A segunda interferência se dá na presença de alguns membros da comunidade, para dar maior peso à advertência: “Toma contigo mais uma ou duas pessoas, para que toda questão seja decidida pela palavra de duas ou três testemunhas.” (Mt 18,16) O conselho de Jesus se refere à norma dada pelo Deuteronômio: “Uma única testemunha não é suficiente contra alguém, em qualquer caso de iniquidade ou de pecado que haja cometido. A causa será estabelecida pelo depoimento pessoal de duas ou três testemunhas”. (Dt 19,15) Três pessoas vêem melhor que uma só. Trata-se de pecados graves que afetam a comunhão, a comunidade e para isso se deve seguir a antiga práxis judaica da admoestação com testemunhas.
A terceira e última intervenção se dá com toda a comunidade: “Se nem mesmo à Igreja der ouvido, trata-o como o gentio ou o publicano.” (Mt 18,17) A última instância é toda a Igreja local. A intervenção de toda a comunidade é para recordar a atitude de fechamento do irmão, de sua auto-exclusão do seio da própria comunidade. “Na verdade o que Jesus queria era proteger o amor fraterno, não deixar que sua Igreja se tornasse uma seita, isto é, um grupo fechado sobre si mesmo, que excluísse do convívio os ‘pequeninos’, os ‘fracos’, os que errassem. Isso seria fomentar divisões, matar a comunidade... É grande o perigo de a comunidade querer ser um canteiro de observantes, puros, piedosos, com exclusão dos outros, assim eram os fariseus.” (Neotti, 2001.)

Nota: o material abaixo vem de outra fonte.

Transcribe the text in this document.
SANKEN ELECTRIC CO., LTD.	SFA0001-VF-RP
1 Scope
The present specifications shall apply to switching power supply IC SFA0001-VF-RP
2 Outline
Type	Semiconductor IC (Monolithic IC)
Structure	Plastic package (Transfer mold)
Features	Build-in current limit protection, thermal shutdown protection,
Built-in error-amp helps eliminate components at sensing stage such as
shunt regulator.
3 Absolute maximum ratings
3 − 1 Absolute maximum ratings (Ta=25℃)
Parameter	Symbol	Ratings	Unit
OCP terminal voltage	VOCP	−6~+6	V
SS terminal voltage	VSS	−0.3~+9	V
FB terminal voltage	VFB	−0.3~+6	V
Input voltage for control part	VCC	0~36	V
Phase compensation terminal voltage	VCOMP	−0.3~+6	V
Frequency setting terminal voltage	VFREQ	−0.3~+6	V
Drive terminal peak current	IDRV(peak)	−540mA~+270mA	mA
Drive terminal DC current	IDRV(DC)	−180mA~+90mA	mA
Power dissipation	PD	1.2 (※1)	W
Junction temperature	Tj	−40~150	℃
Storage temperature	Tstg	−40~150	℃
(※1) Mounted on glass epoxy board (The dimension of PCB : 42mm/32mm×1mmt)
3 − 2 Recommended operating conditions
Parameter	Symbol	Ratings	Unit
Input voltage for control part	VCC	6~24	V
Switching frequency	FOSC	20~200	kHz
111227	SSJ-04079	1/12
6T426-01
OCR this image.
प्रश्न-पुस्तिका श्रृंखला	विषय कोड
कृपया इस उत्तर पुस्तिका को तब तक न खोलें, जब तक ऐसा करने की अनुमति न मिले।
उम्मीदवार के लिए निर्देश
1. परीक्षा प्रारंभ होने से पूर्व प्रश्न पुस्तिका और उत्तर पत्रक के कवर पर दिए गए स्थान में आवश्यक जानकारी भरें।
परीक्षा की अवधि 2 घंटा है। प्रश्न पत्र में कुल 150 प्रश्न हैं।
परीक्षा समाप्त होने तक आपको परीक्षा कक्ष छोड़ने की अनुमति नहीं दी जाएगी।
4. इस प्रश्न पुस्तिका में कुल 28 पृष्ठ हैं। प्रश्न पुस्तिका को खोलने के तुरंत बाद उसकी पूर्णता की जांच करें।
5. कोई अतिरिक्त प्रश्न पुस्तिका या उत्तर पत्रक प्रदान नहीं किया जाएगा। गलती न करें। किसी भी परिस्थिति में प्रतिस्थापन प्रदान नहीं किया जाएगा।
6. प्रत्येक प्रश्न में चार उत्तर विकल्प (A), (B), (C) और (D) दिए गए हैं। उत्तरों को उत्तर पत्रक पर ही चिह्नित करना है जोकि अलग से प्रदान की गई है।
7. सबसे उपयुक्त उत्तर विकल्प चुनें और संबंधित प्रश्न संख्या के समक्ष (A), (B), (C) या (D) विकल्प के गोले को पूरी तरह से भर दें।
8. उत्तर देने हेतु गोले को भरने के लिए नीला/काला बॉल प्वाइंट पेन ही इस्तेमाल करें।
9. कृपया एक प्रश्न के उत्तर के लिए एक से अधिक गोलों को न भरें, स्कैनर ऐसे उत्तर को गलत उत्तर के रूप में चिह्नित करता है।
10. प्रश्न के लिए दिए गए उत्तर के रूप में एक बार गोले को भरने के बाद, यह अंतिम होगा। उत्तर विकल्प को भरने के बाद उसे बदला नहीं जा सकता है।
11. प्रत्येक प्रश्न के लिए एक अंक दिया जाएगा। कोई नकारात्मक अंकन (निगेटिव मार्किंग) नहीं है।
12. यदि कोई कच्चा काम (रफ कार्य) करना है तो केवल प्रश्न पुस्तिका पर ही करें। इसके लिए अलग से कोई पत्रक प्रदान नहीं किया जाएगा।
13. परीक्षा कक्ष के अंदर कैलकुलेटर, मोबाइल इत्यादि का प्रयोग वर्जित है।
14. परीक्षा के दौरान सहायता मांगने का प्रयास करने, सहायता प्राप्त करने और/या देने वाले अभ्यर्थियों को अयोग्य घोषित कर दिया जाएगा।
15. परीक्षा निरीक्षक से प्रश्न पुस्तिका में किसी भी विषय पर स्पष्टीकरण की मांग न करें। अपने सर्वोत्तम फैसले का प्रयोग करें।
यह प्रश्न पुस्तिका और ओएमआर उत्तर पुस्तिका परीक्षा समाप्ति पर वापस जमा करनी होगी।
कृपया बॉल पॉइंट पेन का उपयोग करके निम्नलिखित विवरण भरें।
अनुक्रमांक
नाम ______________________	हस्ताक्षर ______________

Como que para dizer que a verdadeira correção fraterna deve-se dar em clima de oração, Jesus acrescenta um ensinamento sobre a oração: “Onde dois ou três estiverem reunidos em meu nome, ali estou no meio deles.” (Mt 18,20) A presença de Jesus na comunidade faz dela o lugar do perdão dos pecados e a mesma presença faz que a oração eclesial seja ouvida por Deus, conferindo assim um valor especial à oração comunitária. “O perdão tem gosto de oração. A oração comunitária é expressão de unidade e de amor fraterno, ou seja, de pessoas pacificadas entre si e com Deus. Na oração feita em clima de perdão, e no perdão dado e recebido em clima de oração, Deus se faz presente. O que nos vem lembrar que o perdão dado e recebido não pode basear-se apenas em critérios humanos.” (Ibid. Neotti.)
A oração comum enriquece sobremaneira nossa oração pessoal. Isso não exclui a necessidade de que tenhamos experiências de perdão e de oração pessoais, mas há mais sentido quando tudo isso se integra na comunidade eclesial, na vida comunitária como lugar do discipulado, do perdão e da oração.
Bibliografia:
Textos e referências bíblicas: Bíblia de Jerusalém, São Paulo, Paulus, 2002.
Vários autores. Comentários à Bíblia Litúrgica, Portugal, Gráfica de Coimbra 2
Cencini, Amedeo. Integração Comunitária do Bem e do Mal. São Paulo, Paulinas, 2003.
Neotti, Frei Clarêncio. Ministério da Palavra, comentários aos Evangelhos dominicais e festivos. Petropolis, Vozes, 2001.